Miklós “Mickey” Hargitay (1926-2006), Hungarian-born bodybuilder, actor and the 1955 Mr Universe. He was married to actress Jayne Mansfield from 1958-1964, and they made four films together, including Will Success Spoil Rock Hunter? (1957). He is the father of actress Mariska Hargitay.
Babette sometimes alludes to the terrible experiences she had with men before fortunately meeting Morey, which she has no compunction about sharing with Rory. The previous season, she told Rory about the time she got pushed out of a car, and this season she tells Rory about how she was lured into a cult! For such a bright and bubbly character, she has a very dark past.
I think the cult that Babette is describing are the Hare Krishnas, who tended to recruit new members at airports in the 1970s, and often used tambourine music and dancing to attract interest. They didn’t actually wear muumuus, but Babette might have thought their orange robes looked like muumuus.

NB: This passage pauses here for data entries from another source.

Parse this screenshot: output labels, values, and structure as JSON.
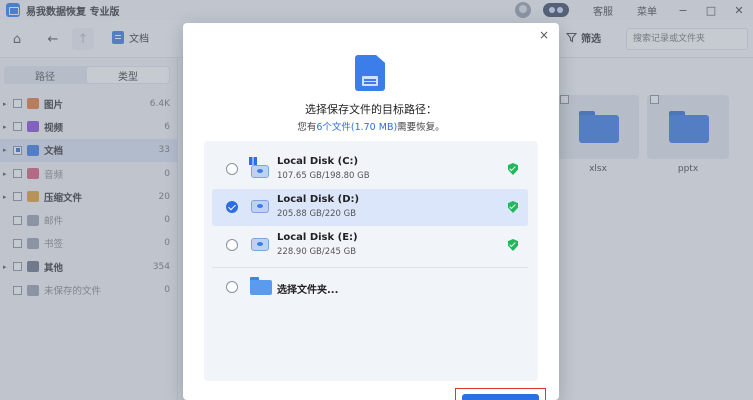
{
  "app": {
    "title": "易我数据恢复 专业版"
  },
  "titlebar": {
    "service": "客服",
    "menu": "菜单",
    "minimize": "−",
    "maximize": "□",
    "close": "✕"
  },
  "toolbar": {
    "home": "⌂",
    "back": "←",
    "up": "↑",
    "breadcrumb": "文档",
    "filter": "筛选",
    "search_placeholder": "搜索记录或文件夹"
  },
  "sidebar": {
    "tabs": [
      "路径",
      "类型"
    ],
    "active_tab": "类型",
    "items": [
      {
        "label": "图片",
        "count": "6.4K",
        "color": "#e7793a",
        "expandable": true,
        "dim": false
      },
      {
        "label": "视频",
        "count": "6",
        "color": "#8c4de0",
        "expandable": true,
        "dim": false
      },
      {
        "label": "文档",
        "count": "33",
        "color": "#3b7de9",
        "expandable": true,
        "dim": false,
        "selected": true
      },
      {
        "label": "音频",
        "count": "0",
        "color": "#e05a7a",
        "expandable": true,
        "dim": true
      },
      {
        "label": "压缩文件",
        "count": "20",
        "color": "#e6a22a",
        "expandable": true,
        "dim": false
      },
      {
        "label": "邮件",
        "count": "0",
        "color": "#9aa3b2",
        "expandable": false,
        "dim": true
      },
      {
        "label": "书签",
        "count": "0",
        "color": "#9aa3b2",
        "expandable": false,
        "dim": true
      },
      {
        "label": "其他",
        "count": "354",
        "color": "#6b7688",
        "expandable": true,
        "dim": false
      },
      {
        "label": "未保存的文件",
        "count": "0",
        "color": "#9aa3b2",
        "expandable": false,
        "dim": true
      }
    ]
  },
  "content": {
    "files": [
      {
        "name": "xlsx"
      },
      {
        "name": "pptx"
      }
    ]
  },
  "dialog": {
    "title": "选择保存文件的目标路径：",
    "subtitle_prefix": "您有",
    "subtitle_highlight": "6个文件(1.70 MB)",
    "subtitle_suffix": "需要恢复。",
    "close": "×",
    "disks": [
      {
        "name": "Local Disk (C:)",
        "size": "107.65 GB/198.80 GB",
        "selected": false
      },
      {
        "name": "Local Disk (D:)",
        "size": "205.88 GB/220 GB",
        "selected": true
      },
      {
        "name": "Local Disk (E:)",
        "size": "228.90 GB/245 GB",
        "selected": false
      }
    ],
    "choose_folder": "选择文件夹..."
  }
}
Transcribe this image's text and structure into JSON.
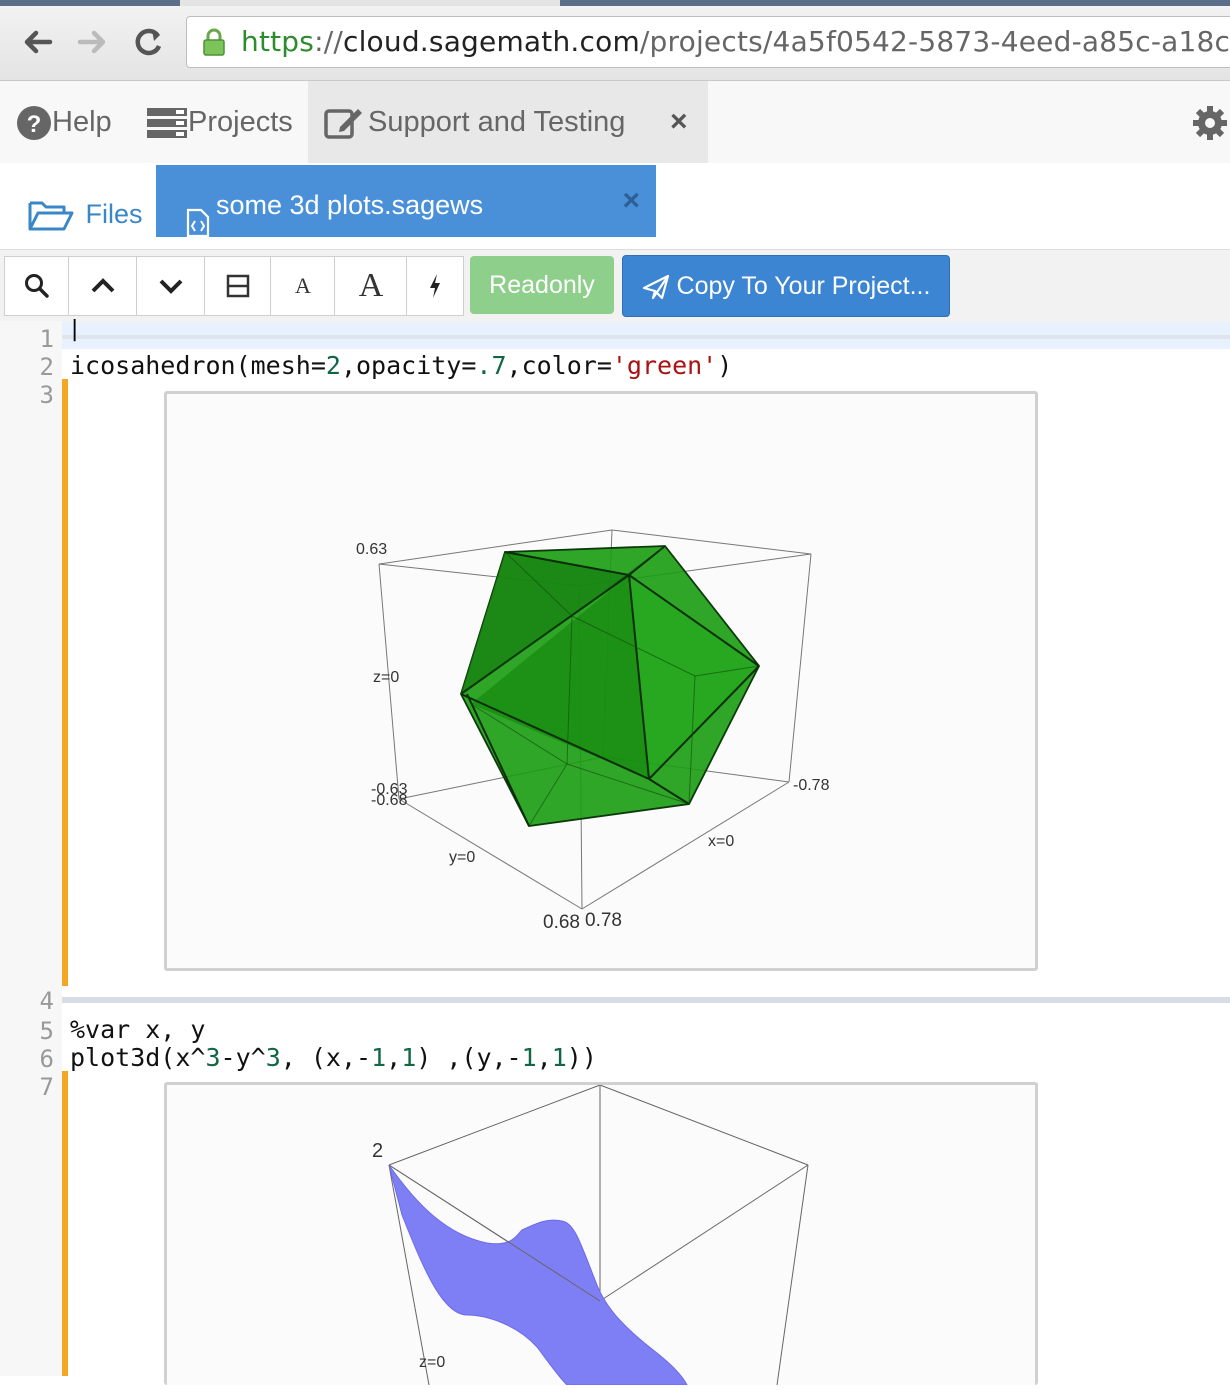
{
  "browser": {
    "url_scheme": "https",
    "url_sep": "://",
    "url_host": "cloud.sagemath.com",
    "url_path": "/projects/4a5f0542-5873-4eed-a85c-a18c",
    "icons": [
      "back-arrow-icon",
      "forward-arrow-icon",
      "reload-icon",
      "lock-icon"
    ]
  },
  "topnav": {
    "help": "Help",
    "projects": "Projects",
    "project_title": "Support and Testing",
    "close": "×"
  },
  "filetabs": {
    "files": "Files",
    "open_file": "some 3d plots.sagews",
    "close": "×"
  },
  "toolbar": {
    "font_small": "A",
    "font_large": "A",
    "readonly": "Readonly",
    "copy": "Copy To Your Project..."
  },
  "editor": {
    "line_numbers": [
      "1",
      "2",
      "3",
      "4",
      "5",
      "6",
      "7"
    ],
    "cursor": "|",
    "cell1": {
      "fn": "icosahedron(mesh=",
      "n1": "2",
      "mid": ",opacity=",
      "n2": ".7",
      "mid2": ",color=",
      "s": "'green'",
      "end": ")"
    },
    "cell2": {
      "line1": "%var x, y",
      "a": "plot3d(x^",
      "n1": "3",
      "b": "-y^",
      "n2": "3",
      "c": ", (x,-",
      "n3": "1",
      "d": ",",
      "n4": "1",
      "e": ") ,(y,-",
      "n5": "1",
      "f": ",",
      "n6": "1",
      "g": "))"
    }
  },
  "plot1": {
    "z_top": "0.63",
    "z_mid": "z=0",
    "z_bot_a": "-0.63",
    "z_bot_b": "-0.68",
    "y_mid": "y=0",
    "x_mid": "x=0",
    "x_right": "-0.78",
    "bottom_a": "0.68",
    "bottom_b": "0.78",
    "fill_color": "#1a9c12",
    "edge_color": "#0c3a0a"
  },
  "plot2": {
    "z_top": "2",
    "z_mid": "z=0",
    "surface_color": "#7f7ff5"
  }
}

TAYLOR: Rory, you don’t have to explain a thing to me. I know that there is absolutely no way that you would be involved in something like that if it weren’t for that Sal Mineo wannabe, believe me. Chachi, and Chachi alone, will be held responsible for that incident, okay?
Salvatore “Sal” Mineo (1939-1976) [pictured], actor, singer, and director. He is best known for his role of John “Plato” Crawford, in the 1955 film Rebel Without a Cause, previously discussed. Like Jess, Plato was abandoned by his father and is neglected by his mother, and although treated as a juvenile delinquent, is a sad, lonely boy, desperate for love and affection, and the target of bullies. Plato has a tragic ending, perhaps a bit of wish fulfilment from Taylor.
The role of Plato was played as if the character was a gay teenager in love with James Dean’s character, Jim – the original script even had them sharing a kiss – and Plato is commonly identified as the first gay teen in cinema. Sal Mineo was himself openly bisexual, and unfortunately, like his character, Sal Mineo’s life had a violent ending, as he was murdered in an apparent random mugging.
One fan theory, possibly controversial, suggests that Jess too may be gay or bisexual, and that this is a hint of it – although there’s nothing to disprove that, it seems more likely that Taylor is simply clueless about gay subtext in films.
Chachi, character from television sitcoms Happy Days and Joanie Loves Chachi, previously discussed.
TAYLOR: That boy [Jess] is a walking natural disaster, they should name a tornado after him.
Tornadoes don’t receive personal names, that’s only for hurricanes and tropical cyclones. There has never been a Hurricane Jess, or Tropical Cyclone Jess.
The reference to tornadoes is yet another allusion to The Wizard of Oz [pictured], because it was a tornado that carried Dorothy to the Land of Oz. A possible hint that Jess could provide a gateway to another world for Rory.